This problem has reached epidemic proportions and has persisted for years. Now, Amazon is readying a major initiative to crack down on it, according to Bloomberg. The e-retailing giant is partnering with major companies in the US and Europe to create a massive registry of brands, slated to debut in 2017. The registry will even include brands that don’t distribute their products through Amazon. Then, Amazon will require marketplace vendors listing branded products to prove that they have been authorized to sell them by owners.
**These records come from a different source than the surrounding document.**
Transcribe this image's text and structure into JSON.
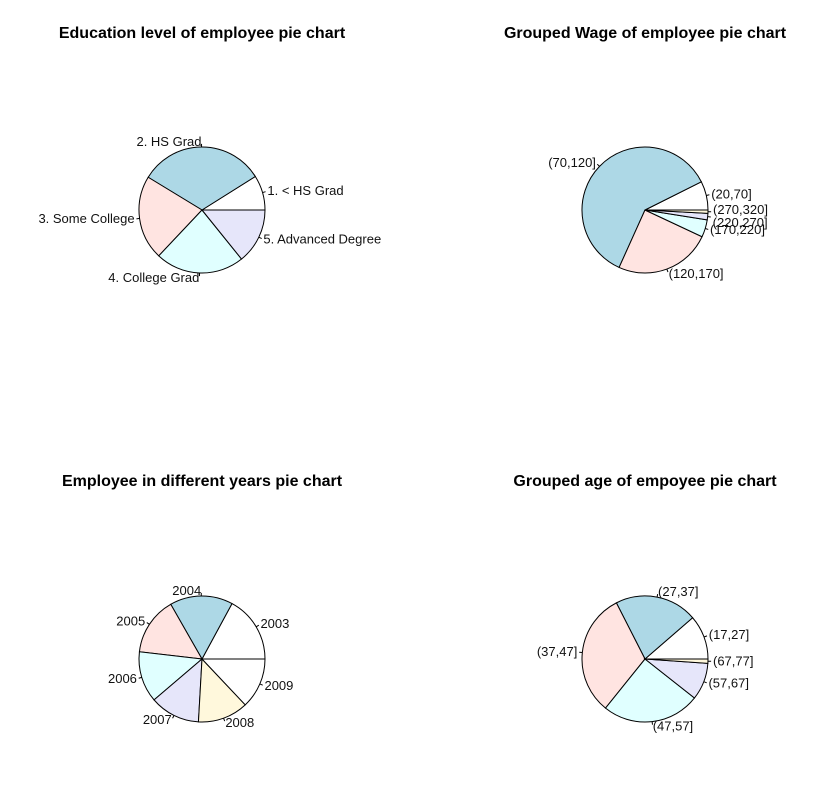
{
  "palette": [
    "#ffffff",
    "#add8e6",
    "#ffe4e1",
    "#e0ffff",
    "#e6e6fa",
    "#fff8dc"
  ],
  "chart_data": [
    {
      "type": "pie",
      "title": "Education level of employee pie chart",
      "categories": [
        "1. < HS Grad",
        "2. HS Grad",
        "3. Some College",
        "4. College Grad",
        "5. Advanced Degree"
      ],
      "values": [
        268,
        971,
        650,
        685,
        426
      ]
    },
    {
      "type": "pie",
      "title": "Grouped Wage of employee pie chart",
      "categories": [
        "(20,70]",
        "(70,120]",
        "(120,170]",
        "(170,220]",
        "(220,270]",
        "(270,320]"
      ],
      "values": [
        215,
        1770,
        720,
        130,
        48,
        25
      ]
    },
    {
      "type": "pie",
      "title": "Employee in different years pie chart",
      "categories": [
        "2003",
        "2004",
        "2005",
        "2006",
        "2007",
        "2008",
        "2009"
      ],
      "values": [
        513,
        485,
        447,
        392,
        386,
        388,
        389
      ]
    },
    {
      "type": "pie",
      "title": "Grouped age of empoyee pie chart",
      "categories": [
        "(17,27]",
        "(27,37]",
        "(37,47]",
        "(47,57]",
        "(57,67]",
        "(67,77]"
      ],
      "values": [
        337,
        627,
        941,
        746,
        282,
        33
      ]
    }
  ]
}
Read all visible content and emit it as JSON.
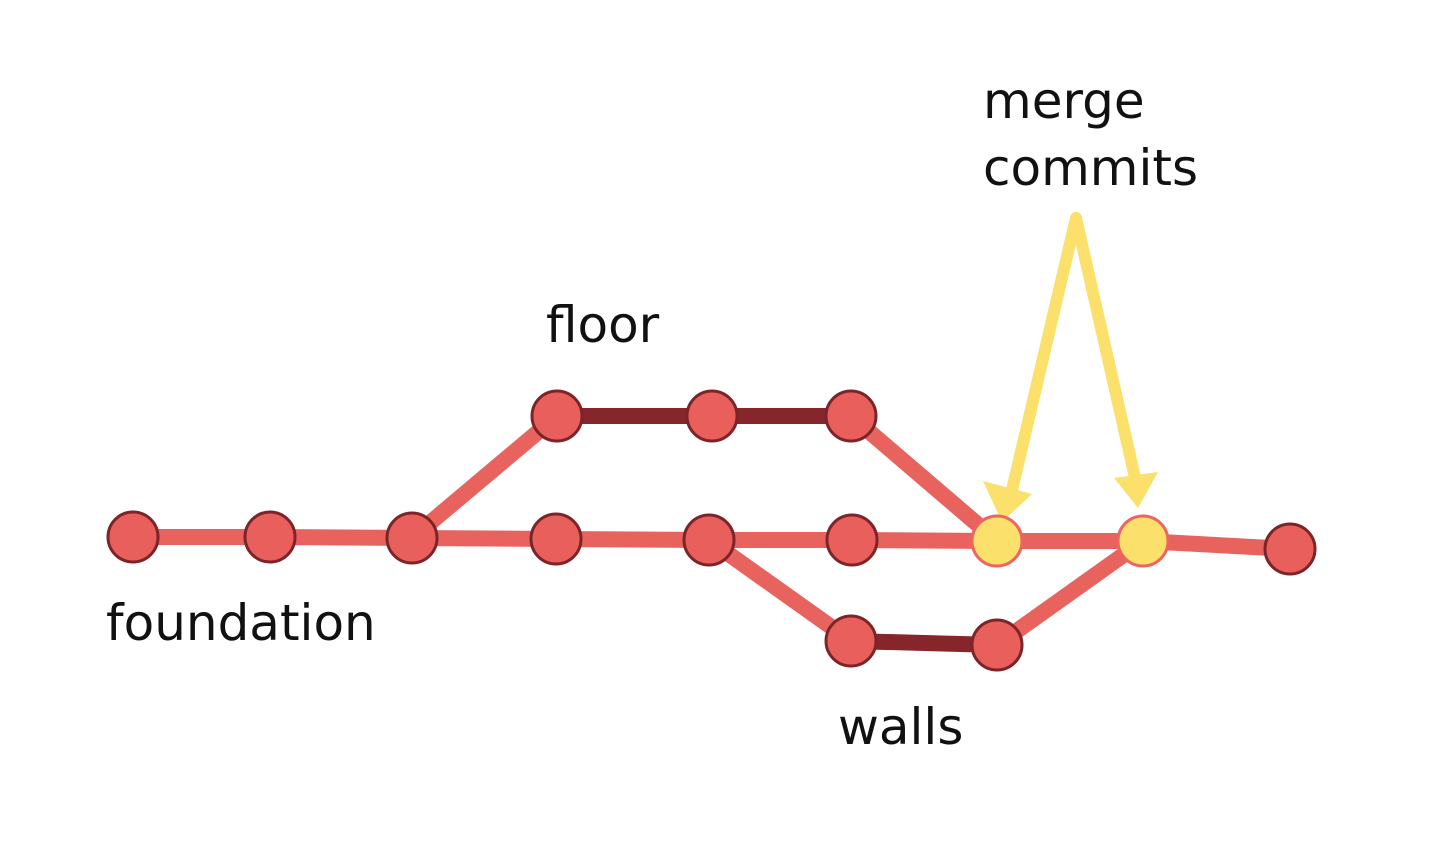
{
  "labels": {
    "merge_line1": "merge",
    "merge_line2": "commits",
    "floor": "floor",
    "foundation": "foundation",
    "walls": "walls"
  },
  "colors": {
    "commit_fill": "#e85f5c",
    "commit_stroke": "#7d2428",
    "main_line": "#e8625e",
    "branch_line": "#86262a",
    "merge_commit_fill": "#fbe06c",
    "merge_commit_stroke": "#ee6461",
    "arrow": "#fbe06c",
    "text": "#111111"
  },
  "graph": {
    "branches": [
      "foundation",
      "floor",
      "walls"
    ],
    "commits": {
      "foundation": 9,
      "floor": 3,
      "walls": 2
    },
    "merge_commits": 2
  }
}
In addition, Amazon has begun taking legal measures to fight counterfeiting rings, filing suits and taking them to court. “Amazon has zero tolerance for the sale of counterfeit items on our site,” Amazon said in a statement to Bloomberg. Amazon’s Anti-Counterfeiting Policy states that it “is each seller’s responsibility to source and sell only authentic products” and warns that those selling knock-offs can have their selling privileges revoked and their inventory destroyed.
Part of the problem is the fact that it’s easy for almost anyone to register as a vendor on Amazon. While this simple process has helped Amazon expand its inventory, it has also made it easy to sell fakes on its platform, where it is hard to distinguish them from their authentic counterparts. In this context, it is unclear whether the registry will be able to successfully defeat a multi-billion dollar industry.